Friday, April 9, 2021

Warhol's Sticky Fingers

The Velvets iconic Warhol LP cover changed the game. Up to that point, rock album covers were banal photos of the bands; with The Beach Boys' Pet Sounds coming to mind. There's a nostalgic flair to many of these LPs, but rock music didn't have the sway or the panache apparent in the jazz covers of the 50s or, as an example, Sinatra's two classically hip covers, In the Wee Small Hours of the Morning and Come Fly With Me. All indicators point to the banana as the turning point in graphic design for rock albums, despite the LP's dismal sales of 30,000.

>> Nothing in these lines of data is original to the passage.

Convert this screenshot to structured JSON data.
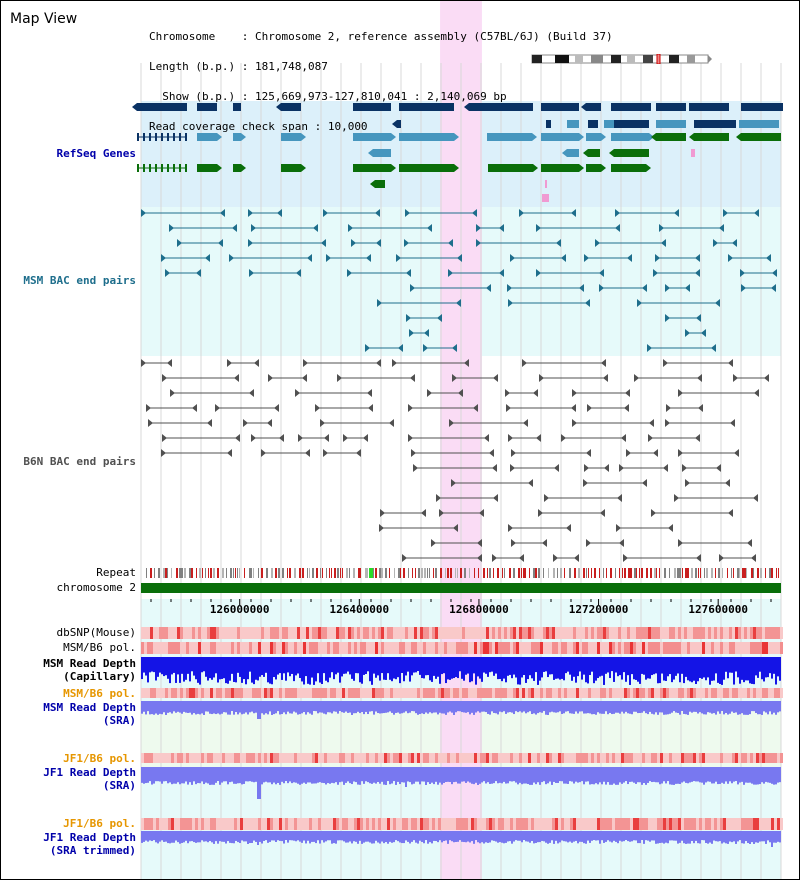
{
  "title": "Map View",
  "info": {
    "chromosome_label": "Chromosome    ",
    "chromosome_value": ": Chromosome 2, reference assembly (C57BL/6J) (Build 37)",
    "length_label": "Length (b.p.) ",
    "length_value": ": 181,748,087",
    "show_label": "  Show (b.p.) ",
    "show_value": ": 125,669,973-127,810,041 : 2,140,069 bp",
    "coverage_label": "Read coverage check span ",
    "coverage_value": ": 10,000"
  },
  "tracks": {
    "refseq": "RefSeq Genes",
    "msm_bac": "MSM BAC end pairs",
    "b6n_bac": "B6N BAC end pairs",
    "repeat": "Repeat",
    "chromosome": "chromosome 2",
    "dbsnp": "dbSNP(Mouse)",
    "msm_b6_pol": "MSM/B6 pol.",
    "msm_read_depth_capillary_1": "MSM Read Depth",
    "msm_read_depth_capillary_2": "(Capillary)",
    "msm_b6_pol_2": "MSM/B6 pol.",
    "msm_read_depth_sra_1": "MSM Read Depth",
    "msm_read_depth_sra_2": "(SRA)",
    "jf1_b6_pol": "JF1/B6 pol.",
    "jf1_read_depth_sra_1": "JF1 Read Depth",
    "jf1_read_depth_sra_2": "(SRA)",
    "jf1_b6_pol_2": "JF1/B6 pol.",
    "jf1_read_depth_trimmed_1": "JF1 Read Depth",
    "jf1_read_depth_trimmed_2": "(SRA trimmed)"
  },
  "axis": {
    "range_bp": [
      125669973,
      127810041
    ],
    "ticks": [
      "126000000",
      "126400000",
      "126800000",
      "127200000",
      "127600000"
    ],
    "tick_values": [
      126000000,
      126400000,
      126800000,
      127200000,
      127600000
    ]
  },
  "highlight_bp": [
    126669973,
    126810041
  ],
  "colors": {
    "refseq_bg": "#dcf0fa",
    "bac_bg": "#e6fafa",
    "highlight": "#fadcf5",
    "dark_blue": "#0a3264",
    "mid_blue": "#4696be",
    "green": "#0a6e0a",
    "msm_bac": "#1e6e8c",
    "b6n_bac": "#505050",
    "chromosome": "#0a6e0a",
    "capillary_depth": "#1414e6",
    "sra_depth": "#7878f0",
    "label_blue": "#0000aa",
    "label_orange": "#e69600",
    "label_teal": "#1e6e8c"
  },
  "chart_data": {
    "type": "genome-browser",
    "chromosome": "Chromosome 2",
    "assembly": "C57BL/6J (Build 37)",
    "start": 125669973,
    "end": 127810041,
    "span": 2140069,
    "coverage_span": 10000
  }
}
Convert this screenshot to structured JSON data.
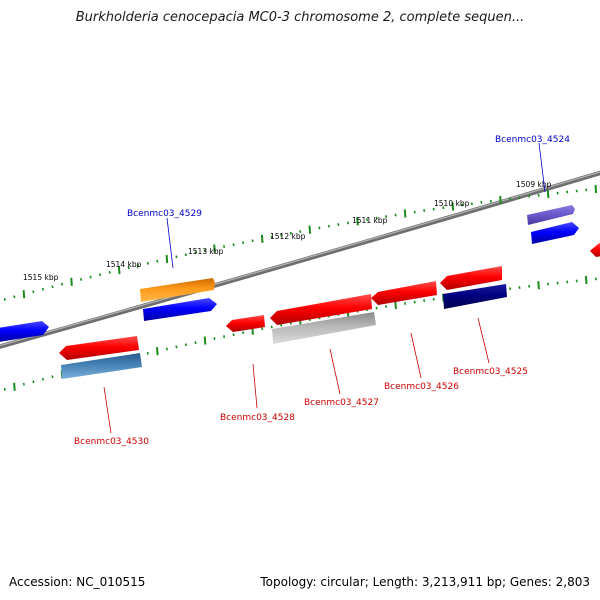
{
  "title": "Burkholderia cenocepacia MC0-3 chromosome 2, complete sequen...",
  "footer": {
    "accession": "Accession: NC_010515",
    "topology": "Topology: circular; Length: 3,213,911 bp; Genes: 2,803"
  },
  "colors": {
    "backbone": "#7a7a7a",
    "tick": "#1a8a1a",
    "label_red": "#cc0000",
    "label_blue": "#0000cc",
    "leader": "#cc0000"
  },
  "tick_labels_outer": [
    "1515 kbp",
    "1514 kbp",
    "1513 kbp",
    "1512 kbp",
    "1511 kbp",
    "1510 kbp",
    "1509 kbp"
  ],
  "gene_labels": [
    "Bcenmc03_4524",
    "Bcenmc03_4529",
    "Bcenmc03_4525",
    "Bcenmc03_4526",
    "Bcenmc03_4527",
    "Bcenmc03_4528",
    "Bcenmc03_4530"
  ]
}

At a party in 1969, though, Andy Warhol told Mick Jagger in his off-hand, matter-of-fact manner that it might be "fun" to have a real zipper on a record sleeve. Never one to shy away from sexuality, it's no surprise that the snake-hipped Lothario, Jagger, was on it, and a year later he suggested the idea for Sticky Fingers: the fulsome cover of a man's crotch clad in tight jeans plays off the innuendo of the album's title and opens to reveal a Warhol Polaroid of white briefs. The Sticky Fingers cover is an enduring example of imaginative and provocative packaging and has joined the ranks of album design mythology.

Given that Jagger was regarded as the sexiest man in rock, it is commonly assumed to be his "likeness," but the true identity of the well-endowed cover model has been a mystery for nearly 50 years. It all began when Warhol arranged to photograph several men from the waist down at Interview's offices at 33 Union Square West. After the photo shoots, Andy never let on the identity of the man on the cover, or even whether the jeans model and the underwear model were one and the same. There's an idea that although others may have known the model's identity, Warhol did not. Odds on favorites for the model are Warhol Superstar Joe Dellasandro and or make-up artist Cory Tippin, indeed an odd, anonymous claim to their 15 minutes.